发表日期：2017-07-07 点击击数: 257
Reynold C.K. Cheng
University of Hong Kong
A heterogeneous information network (HIN) is a graph model in which objects and edges are annotated with types. Large and complex databases, such as YAGO and DBLP, can be modeled as HINs. A fundamental problem in HINs is the computation of closeness, or relevance, between two HIN objects. Relevance measures, such as PCRW, PathSim, and HeteSim, can be used in various applications, including information retrieval, entity resolution, and product recommendation. These metrics are based on the use of meta-paths, essentially a sequence of node classes and edge types between two nodes in a HIN. In this tutorial, we will give a detailed review of meta-paths, as well as how they are used to define relevance. In a large and complex HIN, retrieving meta paths manually can be complex, expensive, and error-prone. Hence, we will explore systematic methods for finding meta paths. In particular, we will study a solution based on the Query-by-Example (QBE) paradigm, which allows us to discovery meta-paths in an effective and efficient manner.
We further generalise the notion of meta path to "meta structures", which is a directed acyclic graph of object types with edge types connecting them. Meta structure, which is more expressive than the meta path, can describe complex relationship between two HIN objects (e.g., two papers in DBLP share the same authors and topics). We develop three relevance measures based on meta structure. Due to the computational complexity of these measures, we also study an algorithm with data structures proposed to support their evaluation. Finally, we will examine solutions for performing query recommendation based on meta-paths. We will also discuss future research directions in HINs.
Dr. Reynold Cheng is an Associate Professor of the Department of Computer Science in the University of Hong Kong. He was an Assistant Professor in HKU in 2008-11. He received his BEng ( Computer Engineering ) in 1998, and MPhil ( Computer Science and Information Systems ) in 2000, from the Department of Computer Science in the University of Hong Kong. He then obtained his MSc and PhD from Department of Computer Science of Purdue University in 2003 and 2005 respectively. Dr. Cheng was an Assistant Professor in the Department of Computing of the Hong Kong Polytechnic University during 2005-08. He was a visiting scientist in the Institute of Parallel and Distributed Systems in the University of Stuttgart during the summer of 2006.

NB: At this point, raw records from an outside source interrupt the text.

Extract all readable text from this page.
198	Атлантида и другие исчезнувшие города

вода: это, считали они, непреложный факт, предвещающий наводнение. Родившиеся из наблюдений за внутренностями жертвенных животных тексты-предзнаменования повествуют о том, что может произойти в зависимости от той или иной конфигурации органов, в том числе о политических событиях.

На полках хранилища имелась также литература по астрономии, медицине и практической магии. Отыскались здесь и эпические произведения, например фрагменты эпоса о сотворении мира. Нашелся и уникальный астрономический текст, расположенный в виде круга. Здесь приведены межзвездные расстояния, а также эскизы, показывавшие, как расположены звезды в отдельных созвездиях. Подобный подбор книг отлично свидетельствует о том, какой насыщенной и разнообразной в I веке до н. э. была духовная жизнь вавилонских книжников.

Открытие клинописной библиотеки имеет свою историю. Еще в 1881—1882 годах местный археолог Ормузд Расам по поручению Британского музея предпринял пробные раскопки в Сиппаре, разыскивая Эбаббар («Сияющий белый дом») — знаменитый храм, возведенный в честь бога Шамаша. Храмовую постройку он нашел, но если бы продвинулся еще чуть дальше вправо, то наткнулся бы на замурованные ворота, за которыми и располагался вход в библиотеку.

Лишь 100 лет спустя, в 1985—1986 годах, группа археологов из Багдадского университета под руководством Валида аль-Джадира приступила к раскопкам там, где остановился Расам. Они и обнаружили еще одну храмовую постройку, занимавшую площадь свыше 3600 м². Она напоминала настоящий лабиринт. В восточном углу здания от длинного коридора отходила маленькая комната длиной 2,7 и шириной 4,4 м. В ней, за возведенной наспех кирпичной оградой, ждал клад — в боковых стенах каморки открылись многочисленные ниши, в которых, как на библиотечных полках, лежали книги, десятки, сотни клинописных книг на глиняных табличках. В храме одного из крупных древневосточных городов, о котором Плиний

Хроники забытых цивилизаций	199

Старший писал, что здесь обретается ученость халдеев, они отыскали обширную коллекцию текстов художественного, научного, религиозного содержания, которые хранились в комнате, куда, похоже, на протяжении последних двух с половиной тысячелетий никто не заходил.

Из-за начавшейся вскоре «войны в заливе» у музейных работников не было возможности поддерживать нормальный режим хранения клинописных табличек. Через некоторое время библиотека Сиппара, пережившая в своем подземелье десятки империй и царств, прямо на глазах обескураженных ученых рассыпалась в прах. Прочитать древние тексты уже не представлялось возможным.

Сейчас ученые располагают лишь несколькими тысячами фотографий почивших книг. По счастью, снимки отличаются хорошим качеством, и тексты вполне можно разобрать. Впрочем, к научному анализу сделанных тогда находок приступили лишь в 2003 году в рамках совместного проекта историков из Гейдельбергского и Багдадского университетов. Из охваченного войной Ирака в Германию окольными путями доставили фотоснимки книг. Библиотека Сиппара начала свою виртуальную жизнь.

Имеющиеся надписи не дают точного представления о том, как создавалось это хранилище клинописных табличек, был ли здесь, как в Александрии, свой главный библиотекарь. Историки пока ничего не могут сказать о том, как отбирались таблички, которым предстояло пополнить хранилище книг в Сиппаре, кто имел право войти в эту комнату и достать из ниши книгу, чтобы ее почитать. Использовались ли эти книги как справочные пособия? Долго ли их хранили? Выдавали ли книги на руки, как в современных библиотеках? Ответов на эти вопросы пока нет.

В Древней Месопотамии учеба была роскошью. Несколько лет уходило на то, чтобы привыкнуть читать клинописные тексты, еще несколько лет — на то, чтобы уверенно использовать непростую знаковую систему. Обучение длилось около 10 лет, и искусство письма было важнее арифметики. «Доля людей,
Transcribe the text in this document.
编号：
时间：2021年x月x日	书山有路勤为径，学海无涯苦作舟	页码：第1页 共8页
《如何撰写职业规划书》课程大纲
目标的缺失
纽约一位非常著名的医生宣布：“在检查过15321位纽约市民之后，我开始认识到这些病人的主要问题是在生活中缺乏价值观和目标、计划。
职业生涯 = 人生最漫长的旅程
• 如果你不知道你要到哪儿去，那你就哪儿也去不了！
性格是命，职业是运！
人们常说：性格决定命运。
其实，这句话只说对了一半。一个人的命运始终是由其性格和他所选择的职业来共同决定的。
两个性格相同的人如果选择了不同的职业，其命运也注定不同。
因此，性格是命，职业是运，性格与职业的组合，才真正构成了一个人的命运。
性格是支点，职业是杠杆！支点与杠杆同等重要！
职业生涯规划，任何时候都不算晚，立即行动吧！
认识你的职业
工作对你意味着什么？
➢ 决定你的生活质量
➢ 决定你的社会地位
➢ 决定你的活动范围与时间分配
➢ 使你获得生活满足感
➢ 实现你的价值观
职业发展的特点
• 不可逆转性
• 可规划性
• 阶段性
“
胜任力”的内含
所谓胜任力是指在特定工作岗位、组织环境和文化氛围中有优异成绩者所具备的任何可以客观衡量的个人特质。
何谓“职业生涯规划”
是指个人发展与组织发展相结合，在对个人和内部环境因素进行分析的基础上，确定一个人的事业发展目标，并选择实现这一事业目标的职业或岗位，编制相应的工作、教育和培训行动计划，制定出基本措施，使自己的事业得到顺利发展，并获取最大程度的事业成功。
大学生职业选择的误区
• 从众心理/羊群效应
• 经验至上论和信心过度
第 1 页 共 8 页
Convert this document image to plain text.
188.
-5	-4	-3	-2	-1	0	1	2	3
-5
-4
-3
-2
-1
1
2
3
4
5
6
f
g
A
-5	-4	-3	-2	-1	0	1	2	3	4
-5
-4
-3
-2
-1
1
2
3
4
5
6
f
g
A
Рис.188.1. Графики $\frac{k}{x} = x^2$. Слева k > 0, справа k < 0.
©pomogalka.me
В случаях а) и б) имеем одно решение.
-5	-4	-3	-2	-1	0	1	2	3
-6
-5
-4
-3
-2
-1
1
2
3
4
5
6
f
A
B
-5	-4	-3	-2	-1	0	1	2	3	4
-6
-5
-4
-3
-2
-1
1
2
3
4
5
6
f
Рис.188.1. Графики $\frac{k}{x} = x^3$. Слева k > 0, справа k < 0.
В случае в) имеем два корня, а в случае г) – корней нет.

Dr. Cheng was granted an Outstanding Young Researcher Award 2011-12 by HKU. He was the recipient of the 2010 Research Output Prize in the Department of Computer Science of HKU. He also received the U21 Fellowship in 2011. He received the Performance Reward in years 2006 and 2007 awarded by the Hong Kong Polytechnic University. He is the Chair of the Department Research Postgraduate Committee, and was the Vice Chairperson of the ACM ( Hong Kong Chapter ) in 2013. He is a member of the IEEE, the ACM, the Special Interest Group on Management of Data ( ACM SIGMOD ), and the UPE (Upsilon Pi Epsilon Honor Society). He is an editorial board member of TKDE, DAPD and IS, and was a guest editor for TKDE, DAPD, and Geoinformatica. He is an area chair of ICDE 2017, a senior PC member for DASFAA 2015, PC co-chair of APWeb 2015, area chair for CIKM 2014, area chair for Encyclopedia of Database Systems, program co-chair of SSTD 2013, and a workshop co-chair of ICDE 2014. He received an Outstanding Service Award in the CIKM 2009 conference. He has served as PC members and reviewer for top conferences (e.g., SIGMOD, VLDB, ICDE, EDBT, KDD, ICDM, and CIKM) and journals (e.g., TODS, TKDE, VLDBJ, IS, and TMC).